I was intrigued, I guess. I wanted to see who he was. I went to his house nearly every day. I’d knock on his door and he’d answer. He was always friendly to me. He never liked any of the other kids and he told me so. He & I would talk for a long time in his front doorway. I’d usually have my dog Duchess with me & he loved to see her. He had tattoos on his arms, a lion on each, and I’d always ask him to flex his muscles so I could see them move. I remember playing in his garage, sitting in the bed of his pick-up and watching him work at his workbench. I never felt scared or unwanted by him. My parents got a lot of flack from the lookie-loos on the street about letting me play over there for hours unsupervised with him. But they trusted him, like I did.
So now, at the conclusion of his life here, I am getting a chance to look into who he really was and I am beginning to learn why he was so…weird. From what I’ve gathered, he didn’t seem to have a close relationship with his father. He was quite close to his mom but I think he may have been mistreated by her. I get the sense that he didn’t have much respect for her though. He seemed to want to out-do her intellectually. He had an older brother, who was his fathers namesake. He married a woman. He had a daughter and possibly a son. I think the boy died when he was young and his daughter refused any sort of contact with him. I get the feeling the family was broken up by a devastating event and somehow my next door neighbor-friend had a lot to do with it.

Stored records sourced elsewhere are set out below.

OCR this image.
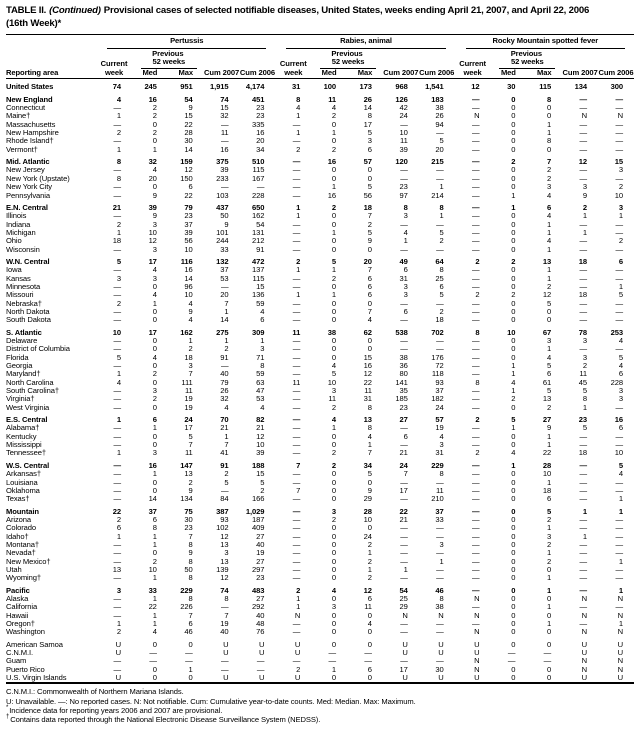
TABLE II. (Continued) Provisional cases of selected notifiable diseases, United States, weeks ending April 21, 2007, and April 22, 2006
(16th Week)*
Reporting area	Pertussis					Rabies, animal					Rocky Mountain spotted fever				

	Current week	Previous
52 weeks		Cum 2007	Cum 2006	Current week	Previous
52 weeks		Cum 2007	Cum 2006	Current week	Previous
52 weeks		Cum 2007	Cum 2006
		Med	Max				Med	Max				Med	Max		
United States	74	245	951	1,915	4,174	31	100	173	968	1,541	12	30	115	134	300
New England	4	16	54	74	451	8	11	26	126	183	—	0	8	—	—
Connecticut	—	2	9	15	23	4	4	14	42	38	—	0	0	—	—
Maine†	1	2	15	32	23	1	2	8	24	26	N	0	0	N	N
Massachusetts	—	0	22	—	335	—	0	17	—	94	—	0	1	—	—
New Hampshire	2	2	28	11	16	1	1	5	10	—	—	0	1	—	—
Rhode Island†	—	0	30	—	20	—	0	3	11	5	—	0	8	—	—
Vermont†	1	1	14	16	34	2	2	6	39	20	—	0	0	—	—
Mid. Atlantic	8	32	159	375	510	—	16	57	120	215	—	2	7	12	15
New Jersey	—	4	12	39	115	—	0	0	—	—	—	0	2	—	3
New York (Upstate)	8	20	150	233	167	—	0	0	—	—	—	0	2	—	—
New York City	—	0	6	—	—	—	1	5	23	1	—	0	3	3	2
Pennsylvania	—	9	22	103	228	—	16	56	97	214	—	1	4	9	10
E.N. Central	21	39	79	437	650	1	2	18	8	8	—	1	6	2	3
Illinois	—	9	23	50	162	1	0	7	3	1	—	0	4	1	1
Indiana	2	3	37	9	54	—	0	2	—	—	—	0	1	—	—
Michigan	1	10	39	101	131	—	1	5	4	5	—	0	1	1	—
Ohio	18	12	56	244	212	—	0	9	1	2	—	0	4	—	2
Wisconsin	—	3	10	33	91	—	0	0	—	—	—	0	1	—	—
W.N. Central	5	17	116	132	472	2	5	20	49	64	2	2	13	18	6
Iowa	—	4	16	37	137	1	1	7	6	8	—	0	1	—	—
Kansas	3	3	14	53	115	—	2	6	31	25	—	0	1	—	—
Minnesota	—	0	96	—	15	—	0	6	3	6	—	0	2	—	1
Missouri	—	4	10	20	136	1	1	6	3	5	2	2	12	18	5
Nebraska†	2	1	4	7	59	—	0	0	—	—	—	0	5	—	—
North Dakota	—	0	9	1	4	—	0	7	6	2	—	0	0	—	—
South Dakota	—	0	4	14	6	—	0	4	—	18	—	0	0	—	—
S. Atlantic	10	17	162	275	309	11	38	62	538	702	8	10	67	78	253
Delaware	—	0	1	1	1	—	0	0	—	—	—	0	3	3	4
District of Columbia	—	0	2	2	3	—	0	0	—	—	—	0	1	—	—
Florida	5	4	18	91	71	—	0	15	38	176	—	0	4	3	5
Georgia	—	0	3	—	8	—	4	16	36	72	—	1	5	2	4
Maryland†	1	2	7	40	59	—	5	12	80	118	—	1	6	11	6
North Carolina	4	0	111	79	63	11	10	22	141	93	8	4	61	45	228
South Carolina†	—	3	11	26	47	—	3	11	35	37	—	1	5	5	3
Virginia†	—	2	19	32	53	—	11	31	185	182	—	2	13	8	3
West Virginia	—	0	19	4	4	—	2	8	23	24	—	0	2	1	—
E.S. Central	1	6	24	70	82	—	4	13	27	57	2	5	27	23	16
Alabama†	—	1	17	21	21	—	1	8	—	19	—	1	9	5	6
Kentucky	—	0	5	1	12	—	0	4	6	4	—	0	1	—	—
Mississippi	—	0	7	7	10	—	0	1	—	3	—	0	1	—	—
Tennessee†	1	3	11	41	39	—	2	7	21	31	2	4	22	18	10
W.S. Central	—	16	147	91	188	7	2	34	24	229	—	1	28	—	5
Arkansas†	—	1	13	2	15	—	0	5	7	8	—	0	10	—	4
Louisiana	—	0	2	5	5	—	0	0	—	—	—	0	1	—	—
Oklahoma	—	0	9	—	2	7	0	9	17	11	—	0	18	—	—
Texas†	—	14	134	84	166	—	0	29	—	210	—	0	6	—	1
Mountain	22	37	75	387	1,029	—	3	28	22	37	—	0	5	1	1
Arizona	2	6	30	93	187	—	2	10	21	33	—	0	2	—	—
Colorado	6	8	23	102	409	—	0	0	—	—	—	0	1	—	—
Idaho†	1	1	7	12	27	—	0	24	—	—	—	0	3	1	—
Montana†	—	1	8	13	40	—	0	2	—	3	—	0	2	—	—
Nevada†	—	0	9	3	19	—	0	1	—	—	—	0	1	—	—
New Mexico†	—	2	8	13	27	—	0	2	—	1	—	0	2	—	1
Utah	13	10	50	139	297	—	0	1	1	—	—	0	0	—	—
Wyoming†	—	1	8	12	23	—	0	2	—	—	—	0	1	—	—
Pacific	3	33	229	74	483	2	4	12	54	46	—	0	1	—	1
Alaska	—	1	8	8	27	1	0	6	25	8	N	0	0	N	N
California	—	22	226	—	292	1	3	11	29	38	—	0	1	—	—
Hawaii	—	1	7	7	40	N	0	0	N	N	N	0	0	N	N
Oregon†	1	1	6	19	48	—	0	4	—	—	—	0	1	—	1
Washington	2	4	46	40	76	—	0	0	—	—	N	0	0	N	N
American Samoa	U	0	0	U	U	U	0	0	U	U	U	0	0	U	U
C.N.M.I.	U	—	—	U	U	U	—	—	U	U	U	—	—	U	U
Guam	—	—	—	—	—	—	—	—	—	—	N	—	—	N	N
Puerto Rico	—	0	1	—	—	2	1	6	17	30	N	0	0	N	N
U.S. Virgin Islands	U	0	0	U	U	U	0	0	U	U	U	0	0	U	U
C.N.M.I.: Commonwealth of Northern Mariana Islands.
U: Unavailable. —: No reported cases. N: Not notifiable. Cum: Cumulative year-to-date counts. Med: Median. Max: Maximum.
*Incidence data for reporting years 2006 and 2007 are provisional.
†Contains data reported through the National Electronic Disease Surveillance System (NEDSS).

Aside from all the family drama I’ve read about that he had dealt with, he was also a World War 2 vet, honorably discharged from the US Army in 1945. He was injured somehow and ended up in a hospital. He says he was given a shot in his arm by a doctor as part of his treatment then the next day his eye was completely bloodshot and his vision blurry and at the site of the injection was a large fluid-filled blister that ended up as a permanent, very visible scar. When he made the doctor aware of the eye problem, the doctor made excuses about what caused it and said it would heal in a short time. His medical records showed he was on some sort of schedule to have these shots on a daily basis over the next few weeks but he suspected he was being used for an experiment. He had only 2 of those shots, which later was revealed that he had been injected with mustard gas. The military also infected him with malaria – he claimed.
After he was discharged from the Army, his eyesight deteriorated, but he managed to get his teaching credentials and became a Professor at San Francisco State University…at least until he was laid-off due to complaints from students and staff that he was rude, disrespectful and just plain mean. No student would take his classes and the other faculty avoided any contact with him.
Then there’s the hatred towards women. In his journals [which by the way, he meticulously kept for from what I can tell so far, every day, his entire life] I don’t know how many times I’ve read “kill the fetus” or saw his very graphic drawings of a woman giving birth to something that looks evil like the Devil. His drawings are all very detailed. The women in them are all slightly taller than the men. Always either dressed very classy or naked and posed obscenely. The captions are usually sexist. I want to have them looked at by an expert, but who? And why? It’s not like I can help him anymore. Maybe then, just so I have one of the last puzzle pieces to help me close this chapter of my life.
Those contraptions the neighborhood labeled as torture devices are actually still in the house and garage. Here’s some photos I took of his creations.
I am fascinated by how creative he was. The photos don’t give enough detail. He designed these 2 massive “home-gyms” and built them with very little commercially manufactured components as possible. He also pre-fabricated each one in miniature.
Now that I’ve found a family member of his, I’m feeling my loss. I became very close to a man that they really never knew and against his wishes, I have to give him up to them merely because he’s related by blood. They don’t know him as well as I got to know him and are swooping in like vultures to pick apart the corpse. I’m struggling with my automatic reaction to protect him still, like a gaurd dog, I wish I could chase them away.